By the way, someone else mentioned that locking your data structures will work. This is not true if the "other code" is not also using locks for synchronization. In fact both pieces of code must lock the same synchronization object, very unlikely if you don't control the other code. (I think you mention this in your question, so I agree.)
While I like Bevan's idea of copying the list for local read access, if the list is particularly large, that may not be a truly viable option.
If you really need seamless, transparent, concurrent access to these lists, you should look into the Parallel Extensions for .NET library. It is currently available for .NET 2.0 through 3.5 as a CTP. The extensions will be officially included in .NET 4.0 along with some additional collections. I think you would be interested in the BlockingCollection from the CTP, which would give you that transparent concurrent access you need. There is obviously a performance hit as with any threaded stuff that involves synchronization, however these collections are fairly well optimized.
As I understand, you don't want to have ANY dependency/requirement on the code being watched or enforce any constrains on how the code is written.
Although this is my favourite approach to code a "watcher", this causes you application to face a very broad range of code and behaviours, which can cause it to crash.
So, as said before me, my advice is to make the watcher "robust" in the first step.
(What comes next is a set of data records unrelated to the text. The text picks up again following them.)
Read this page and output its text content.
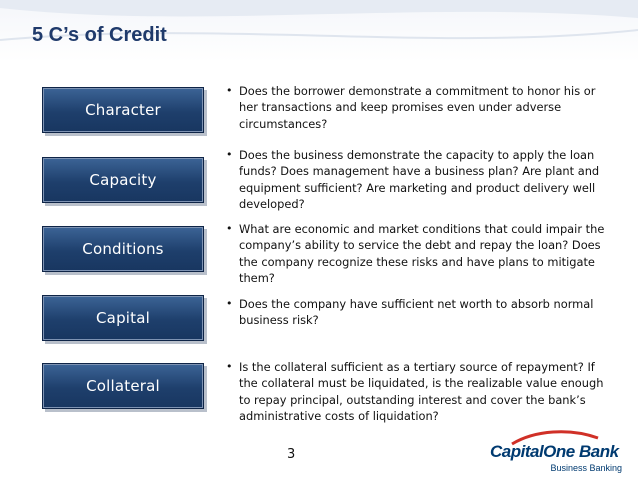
5 C’s of Credit
Character
• Does the borrower demonstrate a commitment to honor his or her transactions and keep promises even under adverse circumstances?
Capacity
• Does the business demonstrate the capacity to apply the loan funds? Does management have a business plan? Are plant and equipment sufficient? Are marketing and product delivery well developed?
Conditions
• What are economic and market conditions that could impair the company’s ability to service the debt and repay the loan? Does the company recognize these risks and have plans to mitigate them?
Capital
• Does the company have sufficient net worth to absorb normal business risk?
Collateral
• Is the collateral sufficient as a tertiary source of repayment? If the collateral must be liquidated, is the realizable value enough to repay principal, outstanding interest and cover the bank’s administrative costs of liquidation?
3	CapitalOne Bank
Business Banking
You should be prepared for anything going wrong anywhere in your code, because considering the "transparency", many things can potentially go wrong! (Be careful where to put your try/catch, entering and leaving the try block many times can have a visible performance impact)
When you're done making your code robust, next steps would be making it more usable and dodging the situations that can cause exceptions, like the "list" thing you mentioned. For example, you can check the watched object and see if it's a list, and it's not too long, first make a quick copy of it and then do the rest. This way you eliminate a large amount of the probability that can make your code throw.
Locking the list will work, because it is being modified, as you've observed via the crashing :)
Seems to me, though, that I'd avoid locking (because it seems that your thread is only the 'watcher' and shouldn't really interrupt).
On this basis, I would just try and handle the cases where you determine missing things. Is this not possible?